Ohio Cruising Altitude

Is this the right number
of times to have lost
myself to this sound—yours? To fly

solo over traffic
air currents low enough
to see each housing

development curl
into its cul de sac
mortal coil, to trace

each bend in the rivers between
Cincinnati and Cleveland—Little
Miami, Mohican, Cuyahoga,

Chagrin. To be high

enough to know it is possible
to survive this state
without losing my sense

of direction for the gathering
of waters. The tally stretches across
the greatest mud. Take me home.

Civil Twilight

A thirty-minute measure
of time to get it done.
She must pave the road from town center 

to rain puddle is a swimming hole
for her imaginary neighborhood. It’s time
to get it done. Their world, her creation,
is a cul-de-sac 

of beach sand transported
by huge mechanical shovels, not
the wind.  It’s time, before
she can no longer tell the difference 

between the road and ditch,
to get it done.  Why play
out here, her mother has asked,
when the ocean is just up the path 

continuously slowly
hazarding the screened-in front
porch. But her mother just doesn’t get it.
It’s time, here in the back, to get it done.
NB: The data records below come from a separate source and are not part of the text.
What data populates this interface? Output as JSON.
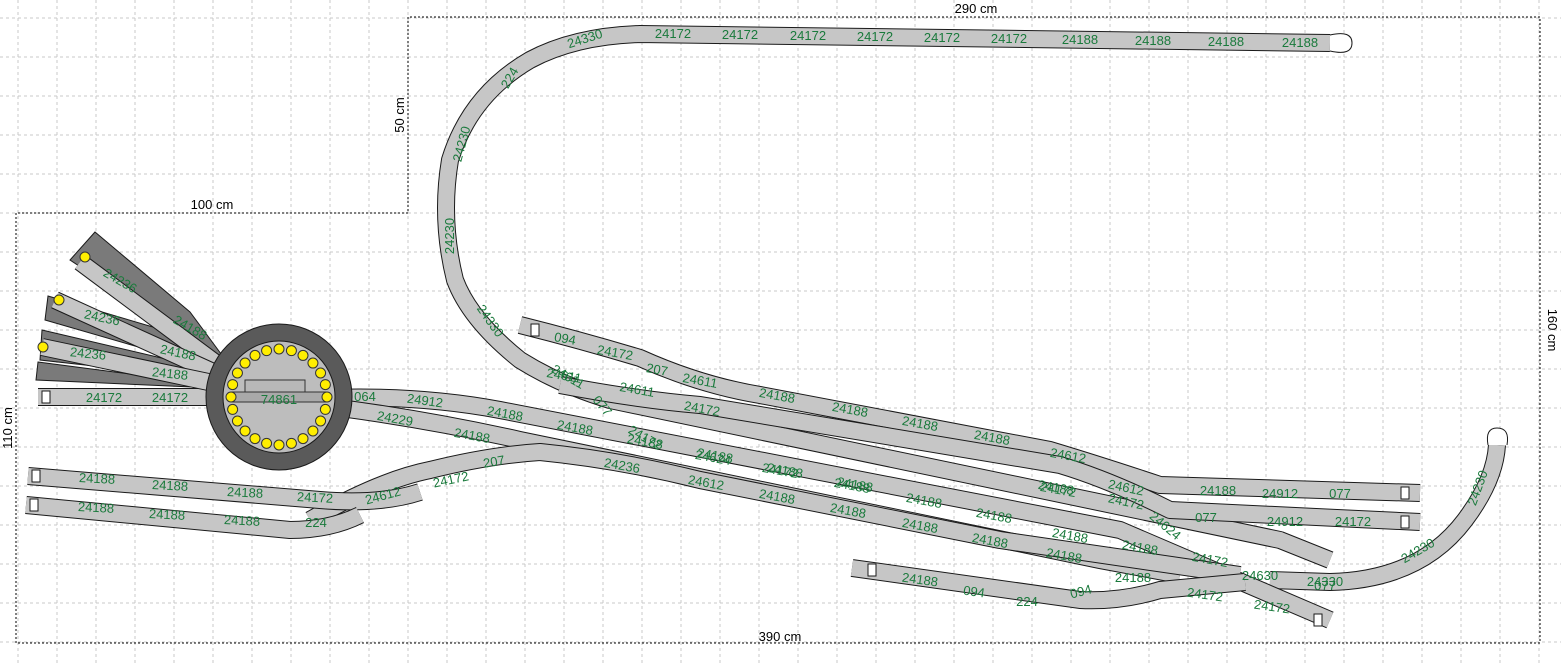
{
  "dimensions": {
    "top_width": "290 cm",
    "step_height": "50 cm",
    "step_width": "100 cm",
    "right_height": "160 cm",
    "left_height": "110 cm",
    "bottom_width": "390 cm"
  },
  "turntable": {
    "part": "74861"
  },
  "parts": {
    "top_loop": [
      "24330",
      "24172",
      "24172",
      "24172",
      "24172",
      "24172",
      "24172",
      "24188",
      "24188",
      "24188",
      "24188"
    ],
    "left_curve": [
      "224",
      "24230",
      "24230",
      "24330"
    ],
    "right_curve": [
      "24230",
      "24230",
      "24330"
    ],
    "fan": [
      "24236",
      "24188",
      "24236",
      "24188",
      "24236",
      "24188"
    ],
    "turntable_left": [
      "24172",
      "24172"
    ],
    "turntable_right": [
      "064",
      "24912",
      "24229"
    ],
    "yard_upper": [
      "094",
      "24172",
      "207",
      "24611",
      "24611",
      "24611",
      "077",
      "24612",
      "24612"
    ],
    "yard_main": [
      "24188",
      "24188",
      "24188",
      "24188",
      "24188",
      "24188",
      "24172",
      "24188",
      "24912",
      "077",
      "24236"
    ],
    "yard_second": [
      "24172",
      "24188",
      "24188",
      "24188",
      "24188",
      "24188",
      "24172",
      "24624",
      "077",
      "24912",
      "24172",
      "24172"
    ],
    "yard_third": [
      "24188",
      "24172",
      "24624",
      "24172",
      "24188",
      "24188",
      "24188",
      "24188",
      "24188",
      "24172",
      "24630",
      "077",
      "24330"
    ],
    "yard_fourth": [
      "24611",
      "24236",
      "24612",
      "24188",
      "24188",
      "24188",
      "24188",
      "24188",
      "24188",
      "24624"
    ],
    "left_sidings": [
      "24188",
      "24188",
      "24188",
      "24172",
      "24612",
      "24172",
      "207",
      "24188",
      "24188",
      "24188",
      "224"
    ],
    "bottom_siding": [
      "24188",
      "094",
      "224",
      "094",
      "24172",
      "24172"
    ]
  }
}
It’s not 

about match box cars with real working door hinges
and tiny treaded tires. Any doll
she owns would be out of scale.
So the people of the neighborhood are invisible, 

but no less in need
of roadways, driveways, articulated floor plans
for their homes.  From where they live, she can’t see
East Chop or West Chop Light. But she can almost hear 

the salt rumble on, miniature bay wave
tucking into itself. What gets trapped
in the air might preserve the village, or
it might rain. She doesn’t take chances—it’s time to get it done
before the bare red bulb lights up the back porch.